The 78-minute documentary is about the struggles soldiers deal with when they return home from war. Veterans from World War II, the Vietnam War, the Gulf War of 1990-1991 and the current Iraq war are featured in the film through various interviews and footage that shows them performing an original play to “give back” to the returning soldiers of today’s war. The play is put together through a drama therapy group to help ease the soldiers’ haunting memories of war. All the soldiers suffer from post-traumatic stress syndrome. According to Abbott, a person exposed to war retains the experience after the war ends.
“We tend to think that when a war is over, it is over,” Abbott said. “We don’t realize that war doesn’t end until the last soldier dies, because it lives in their heads.”
Abbott stressed that although the film is not meant to break political ground, it is meant to make the viewer think about war and its consequences. “I did not want to make a political film. The facts, they speak for themselves. I want people to understand what a serious thing waging war is,” she said. “One of the reasons why I made the film was to make people aware that you just can’t start a war if you don’t know what you are getting into.”
When production began on “No Unwounded Soldiers,” Abbott and the veterans in her film felt that the war in Iraq looked very familiar to them. “A lot has changed since I started working on the film,” Abbott said. “On one hand the [Iraq] war looks even more like Vietnam now than before, and on the other hand people are debating if we should stay and keep fighting and try to win, or withdraw.”

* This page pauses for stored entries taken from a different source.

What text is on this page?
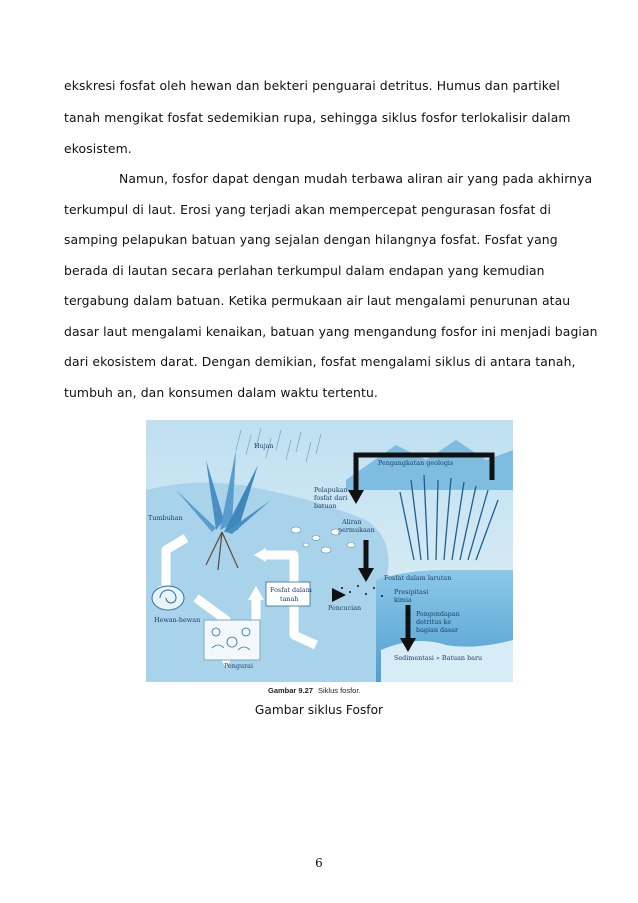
ekskresi fosfat oleh hewan dan bekteri penguarai detritus. Humus dan partikel
tanah mengikat fosfat sedemikian rupa, sehingga siklus fosfor terlokalisir dalam
ekosistem.
Namun, fosfor dapat dengan mudah terbawa aliran air yang pada akhirnya
terkumpul di laut. Erosi yang terjadi akan mempercepat pengurasan fosfat di
samping pelapukan batuan yang sejalan dengan hilangnya fosfat. Fosfat yang
berada di lautan secara perlahan terkumpul dalam endapan yang kemudian
tergabung dalam batuan. Ketika permukaan air laut mengalami penurunan atau
dasar laut mengalami kenaikan, batuan yang mengandung fosfor ini menjadi bagian
dari ekosistem darat. Dengan demikian, fosfat mengalami siklus di antara tanah,
tumbuh an, dan konsumen dalam waktu tertentu.
Hujan
Pengangkatan geologis
Pelapukan
fosfat dari
batuan
Aliran
permukaan
Tumbuhan
Hewan-hewan
Pengurai
Fosfat dalam
tanah
Pencucian
Fosfat dalam larutan
Presipitasi
kimia
Pengendapan
detritus ke
bagian dasar
Sedimentasi » Batuan baru
Gambar 9.27 Siklus fosfor.
Gambar siklus Fosfor
6
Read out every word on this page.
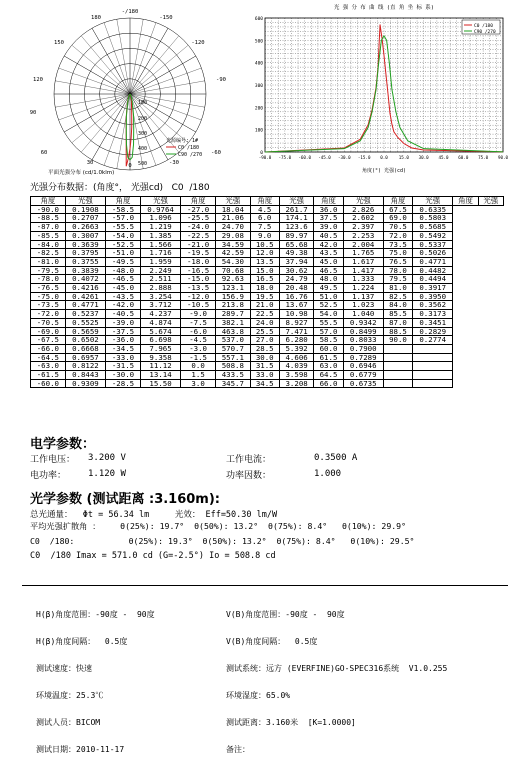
-/180
180
150
-150
120
-120
90
-90
60	-60
30	-30
0
100
200
300
400
500
光源编号: 1#
C0 /180
C90 /270
平面光强分布 (cd/1.0klm)
光 强 分 布 曲 线 (直 角 坐 标 系)
600
500
400
300
200
100
0
-90.0 -75.0 -60.0 -45.0 -30.0 -15.0 0.0	15.0 30.0 45.0 60.0 75.0 90.0
C0 /180
C90 /270
角度(°) 光强(cd)
光强分布数据：(角度°， 光强cd)   C0  /180
角度	光强	角度	光强	角度	光强	角度	光强	角度	光强	角度	光强	角度	光强
-90.0	0.1908	-58.5	0.9764	-27.0	18.04	4.5	261.7	36.0	2.826	67.5	0.6335		
-88.5	0.2707	-57.0	1.096	-25.5	21.06	6.0	174.1	37.5	2.602	69.0	0.5803		
-87.0	0.2663	-55.5	1.219	-24.0	24.70	7.5	123.6	39.0	2.397	70.5	0.5685		
-85.5	0.3007	-54.0	1.385	-22.5	29.08	9.0	89.97	40.5	2.253	72.0	0.5492		
-84.0	0.3639	-52.5	1.566	-21.0	34.59	10.5	65.68	42.0	2.004	73.5	0.5337		
-82.5	0.3795	-51.0	1.716	-19.5	42.59	12.0	49.38	43.5	1.765	75.0	0.5026		
-81.0	0.3755	-49.5	1.959	-18.0	54.30	13.5	37.94	45.0	1.617	76.5	0.4771		
-79.5	0.3839	-48.0	2.249	-16.5	70.68	15.0	30.62	46.5	1.417	78.0	0.4482		
-78.0	0.4072	-46.5	2.511	-15.0	92.63	16.5	24.79	48.0	1.333	79.5	0.4494		
-76.5	0.4216	-45.0	2.888	-13.5	123.1	18.0	20.48	49.5	1.224	81.0	0.3917		
-75.0	0.4261	-43.5	3.254	-12.0	156.9	19.5	16.76	51.0	1.137	82.5	0.3950		
-73.5	0.4771	-42.0	3.712	-10.5	213.8	21.0	13.67	52.5	1.023	84.0	0.3562		
-72.0	0.5237	-40.5	4.237	-9.0	289.7	22.5	10.98	54.0	1.040	85.5	0.3173		
-70.5	0.5525	-39.0	4.874	-7.5	382.1	24.0	8.927	55.5	0.9342	87.0	0.3451		
-69.0	0.5659	-37.5	5.674	-6.0	463.8	25.5	7.471	57.0	0.8499	88.5	0.2829		
-67.5	0.6502	-36.0	6.698	-4.5	537.0	27.0	6.280	58.5	0.8033	90.0	0.2774		
-66.0	0.6668	-34.5	7.965	-3.0	570.7	28.5	5.392	60.0	0.7900				
-64.5	0.6957	-33.0	9.358	-1.5	557.1	30.0	4.606	61.5	0.7289				
-63.0	0.8122	-31.5	11.12	0.0	508.8	31.5	4.039	63.0	0.6946				
-61.5	0.8443	-30.0	13.14	1.5	433.5	33.0	3.598	64.5	0.6779				
-60.0	0.9309	-28.5	15.50	3.0	345.7	34.5	3.208	66.0	0.6735				
电学参数：
工作电压： 3.200 V	工作电流：	0.3500 A
电功率： 1.120 W	功率因数：	1.000
光学参数 (测试距离 :3.160m):
总光通量：  Φt = 56.34 lm     光效： Eff=50.30 lm/W
平均光强扩散角 ：    θ(25%): 19.7°  θ(50%): 13.2°  θ(75%): 8.4°   θ(10%): 29.9°
C0  /180:           θ(25%): 19.3°  θ(50%): 13.2°  θ(75%): 8.4°   θ(10%): 29.5°
C0  /180 Imax = 571.0 cd (G=-2.5°) Io = 508.8 cd

H(β)角度范围：-90度 -  90度

H(β)角度间隔：  0.5度

测试速度：快速

环境温度：25.3℃

测试人员：BICOM

测试日期：2010-11-17

V(B)角度范围：-90度 -  90度

V(B)角度间隔：  0.5度

测试系统：远方 (EVERFINE)GO-SPEC316系统  V1.0.255

环境湿度：65.0%

测试距离：3.160米  [K=1.0000]

备注：
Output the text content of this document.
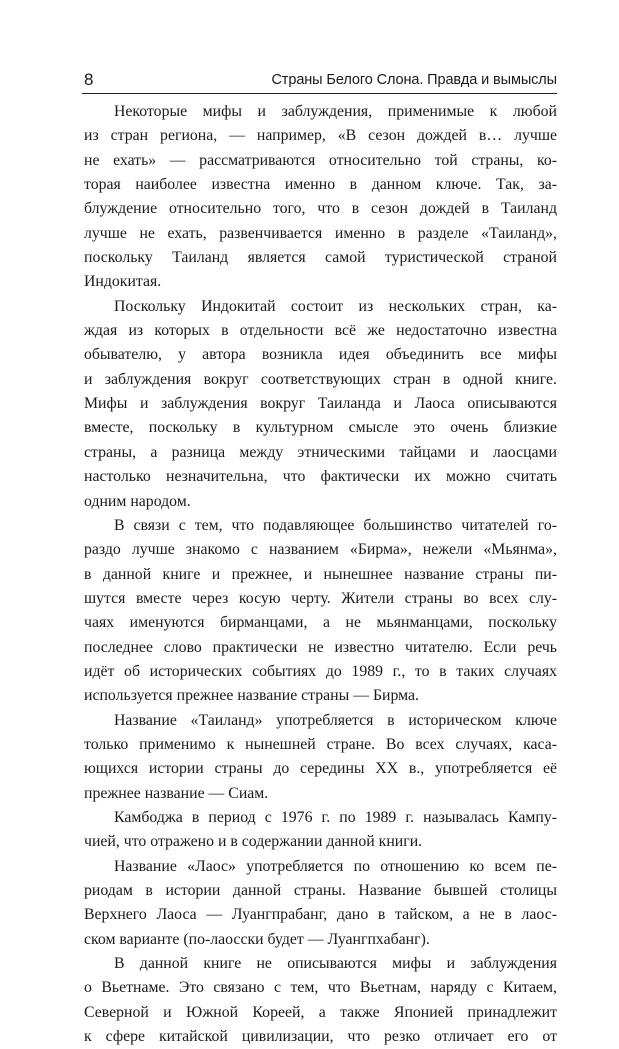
8	Страны Белого Слона. Правда и вымыслы
Некоторые мифы и заблуждения, применимые к любой
из стран региона, — например, «В сезон дождей в… лучше
не ехать» — рассматриваются относительно той страны, ко-
торая наиболее известна именно в данном ключе. Так, за-
блуждение относительно того, что в сезон дождей в Таиланд
лучше не ехать, развенчивается именно в разделе «Таиланд»,
поскольку Таиланд является самой туристической страной
Индокитая.
Поскольку Индокитай состоит из нескольких стран, ка-
ждая из которых в отдельности всё же недостаточно известна
обывателю, у автора возникла идея объединить все мифы
и заблуждения вокруг соответствующих стран в одной книге.
Мифы и заблуждения вокруг Таиланда и Лаоса описываются
вместе, поскольку в культурном смысле это очень близкие
страны, а разница между этническими тайцами и лаосцами
настолько незначительна, что фактически их можно считать
одним народом.
В связи с тем, что подавляющее большинство читателей го-
раздо лучше знакомо с названием «Бирма», нежели «Мьянма»,
в данной книге и прежнее, и нынешнее название страны пи-
шутся вместе через косую черту. Жители страны во всех слу-
чаях именуются бирманцами, а не мьянманцами, поскольку
последнее слово практически не известно читателю. Если речь
идёт об исторических событиях до 1989 г., то в таких случаях
используется прежнее название страны — Бирма.
Название «Таиланд» употребляется в историческом ключе
только применимо к нынешней стране. Во всех случаях, каса-
ющихся истории страны до середины XX в., употребляется её
прежнее название — Сиам.
Камбоджа в период с 1976 г. по 1989 г. называлась Кампу-
чией, что отражено и в содержании данной книги.
Название «Лаос» употребляется по отношению ко всем пе-
риодам в истории данной страны. Название бывшей столицы
Верхнего Лаоса — Луангпрабанг, дано в тайском, а не в лаос-
ском варианте (по-лаосски будет — Луангпхабанг).
В данной книге не описываются мифы и заблуждения
о Вьетнаме. Это связано с тем, что Вьетнам, наряду с Китаем,
Северной и Южной Кореей, а также Японией принадлежит
к сфере китайской цивилизации, что резко отличает его от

Though she admits that her skills in the marketing department are lacking, Abbott hopes to eventually sell DVDs to the public. Judging by the response of those who have seen the movie, especially the soldiers and their families, Abbott does not foresee a distribution problem.
“[I would like to market] this film more than any other I have made because it has a lot of potential to help people,” Abbott said. “For families of veterans it helps them understand the kinds of changes that soldiers go through when they serve in combat; they are not the same person when they come back.”
The documentary also caught the eye of David Donnelly, the dean of the School of Communications.”I think it is a wonderful, timely and powerful work,” Donnelly said. “It is a fantastic documentary. It does what a good video work should do-stimulate and address important social issues.”
To help produce the film, Abbott used Quinnipiac seniors Ben Shapiro and Paul Fleck, and recent Quinnipiac graduates Aaron Schurman, Dennis Boskov and Emily Flinter. By involving students, Abbott said it saved her some money (the production cost $35,000) and gave the students a valuable experience. “It was wonderful that she worked with some students,” Donnelly said.
Abbott brought the stars of her documentary to experience the festival where she is hoping to earn the same top prize her earlier film, “Herbert III,” did. At the Broadcast Editors Association Faculty Video Competition, Abbott’s film won the “Best of Festival” award. It was shown at 17 festivals and won additional acting awards in festivals in Massachusetts and Georgia.